Bauers Buch ist überdies von vielen Tipp- und Gram­matikfehlern (z.B. ein Satz ohne Prädikat auf Seite 85 liest sich: „Und dann auch die Särge, immer wieder Särge, und noch immer Tränen, im­mer noch Schreie.“), eines sich wiederholenden Stils — Bauer verwendet, um israeli­sche Soldaten zu beschreiben, mindesten dreimal „bis an die Zähne bewaffnet“ (z.B. S. 61) — und ihres umgangssprach­lichen regionalen Wortschat­zes („Fleckerlteppich“ S. 31, „gefrotzelt“ S. 34, „wurlten“ S. 154) geprägt.

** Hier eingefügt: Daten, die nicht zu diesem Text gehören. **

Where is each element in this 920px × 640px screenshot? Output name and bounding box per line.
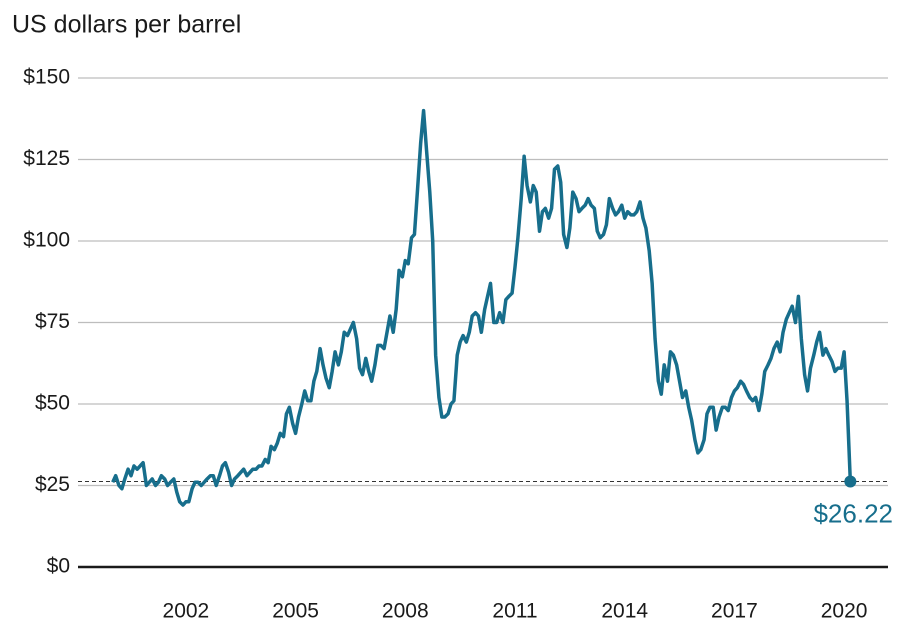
y-tick-label: $0	[47, 555, 70, 578]
last-value-label: $26.22	[813, 498, 893, 528]
y-tick-label: $50	[35, 392, 70, 415]
x-tick-label: 2014	[601, 600, 648, 623]
x-tick-label: 2002	[163, 600, 210, 623]
y-tick-label: $100	[23, 229, 70, 252]
x-tick-label: 2008	[382, 600, 429, 623]
x-tick-label: 2020	[821, 600, 868, 623]
x-tick-label: 2005	[272, 600, 319, 623]
y-tick-label: $75	[35, 310, 70, 333]
chart-title: US dollars per barrel	[12, 11, 241, 39]
y-tick-label: $150	[23, 66, 70, 89]
y-tick-label: $25	[35, 473, 70, 496]
last-point	[844, 475, 857, 488]
y-tick-label: $125	[23, 147, 70, 170]
price-line	[111, 108, 853, 507]
x-tick-label: 2017	[711, 600, 758, 623]
x-tick-label: 2011	[492, 600, 537, 623]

Bauer zitiert aus vielen In­terviews und auch aus Tex­ten, jedoch fehlt dem Buch ein Quellenverzeichnis. Manchmal zitiert sie sogar ohne Namensangabe der/s Sprechers/in. Dies wiederum ist eine wichtige Methode des Buches; oft gibt Bauer ihre eigene Meinung nicht kund, aber stellt sie durch selektive Zitate nach dem Prinzip „cut and paste“ dar. Die Botschaft ist dann zwischen den Zeilen oder im Zitat versteckt. So z.B. weiß auf S. 31 eine namenlose „amerikanische Theologin“ zu behaupten: „Sehen denn diese Israelis nicht, daß sie mit solchen Schi­kanen Terroristen direkt pro­duzieren? Ich könnte mir kei­ne bessere Methode vorstel­len, Terrorismus zu erzeugen, als wenn ich Menschen beläs­tige und demütige — und das Tag für Tag.“

Es sind Stimmen wie jene Bauers, die in Deutschland und Österreich eine ganzheitliche Auseinandersetzung mit dem Nahostkonflikt in jüdischen Gemeinden sabo­tieren. Denn in diesem be­reits historisch antisemitisch besetzten Kontext, in dem es immer wieder zu Aus­brüchen unaufgearbeiteter Judenfeindlichkeit kommt, müssen wir unsere ganze Energie investieren, dem in bestimmter Kritik der Rolle Israels im Nahostkonflikt versteckten Antisemitismus zu entgegnen bzw. ihn zu thematisieren. Das wiederum behindert die Artikulation und Unterstützung von Friedensstrategien (z.B. einer Zweistaatenlösung für Israel und die PalästinenserInnen) innerhalb der deutschspra­chigen jüdischen Gemein­den. Frau Bauer blendet völ­lig aus, dass soziale Gerech­tigkeit ein integrales Projekt jüdischer Tradition ist. Or­ganisationen wie Rabbis for Human Rights und Ta’ayush kommen in ihrem Buch ja nur vor, um zu zeigen, dass es auch „gute Juden“ gibt. Wie so oft bestimmen in die­sem Land eben Katholen, wer oder wie „a Jud is und wer ned.“

Beim Lesen von Frau Bauers Buch war ich am mei­sten von ihrer völligen Ig­noranz über und fehlendem Respekt für jüdische Religi­on und Kultur betroffen. Es tut wirklich weh zu sehen, wie Mitmenschen in Öster­reich jüdische Erfahrung ig­norieren und nichts dazu ler­nen wollen.